Taxonomy from images
The taxonomy of plankton has been a constant field of study for over two centuries but, with the advent of quantitative plankton imaging instruments, the way we see those organisms has changed. This calls for a new effort, to translate the taxonomic knowledge acquired through a microscope to the, often grayscale, still images that these instruments create.
At JAMSTEC, Japan (pictured here) and in Villefranche, France, this leads to regular taxonomy meetings during which the taxonomists gather around a screen, looking at some images, and trying to define clear criteria for taxonomic assignments to given groups.
Zooscanning of deep plankton samples
Samples have been brought back from a cruise in the South-East Pacific Gyre and Shino Yamamoto is processing them on the Zooscan system. These samples will be used for assessing the effects of ocean desertification on the planktonic community from 0 m to 1500 m depth along a transect from Chile to Easter Island.

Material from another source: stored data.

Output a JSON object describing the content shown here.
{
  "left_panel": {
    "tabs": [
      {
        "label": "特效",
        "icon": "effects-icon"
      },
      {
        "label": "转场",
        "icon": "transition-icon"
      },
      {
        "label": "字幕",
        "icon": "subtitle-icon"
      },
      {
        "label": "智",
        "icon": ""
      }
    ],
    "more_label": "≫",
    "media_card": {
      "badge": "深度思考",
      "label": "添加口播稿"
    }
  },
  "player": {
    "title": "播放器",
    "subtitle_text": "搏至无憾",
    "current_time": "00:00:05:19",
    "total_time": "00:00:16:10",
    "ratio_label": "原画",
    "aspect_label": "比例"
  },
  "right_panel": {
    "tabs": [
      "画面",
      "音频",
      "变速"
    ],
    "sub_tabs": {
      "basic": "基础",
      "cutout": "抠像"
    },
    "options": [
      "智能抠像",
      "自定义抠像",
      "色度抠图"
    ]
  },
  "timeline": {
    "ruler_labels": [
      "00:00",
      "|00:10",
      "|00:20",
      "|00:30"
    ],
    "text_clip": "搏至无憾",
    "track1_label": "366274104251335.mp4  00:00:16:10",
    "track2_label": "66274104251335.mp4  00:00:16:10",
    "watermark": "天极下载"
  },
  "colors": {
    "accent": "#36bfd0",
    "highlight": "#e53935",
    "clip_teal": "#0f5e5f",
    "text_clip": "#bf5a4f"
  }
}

Machine Learning Training Sets from ROV Videos
Work has been progressing on creating tools for annotating videos recorded by a Remotely Operated Vehicle (ROV), through the SQUIDLE+ tool, to provide still images of plankton for training machine learning algorithms on reflected light, colour images. It is now possible to draw polygons around organisms and to link objects present in the video feeds of multiple cameras.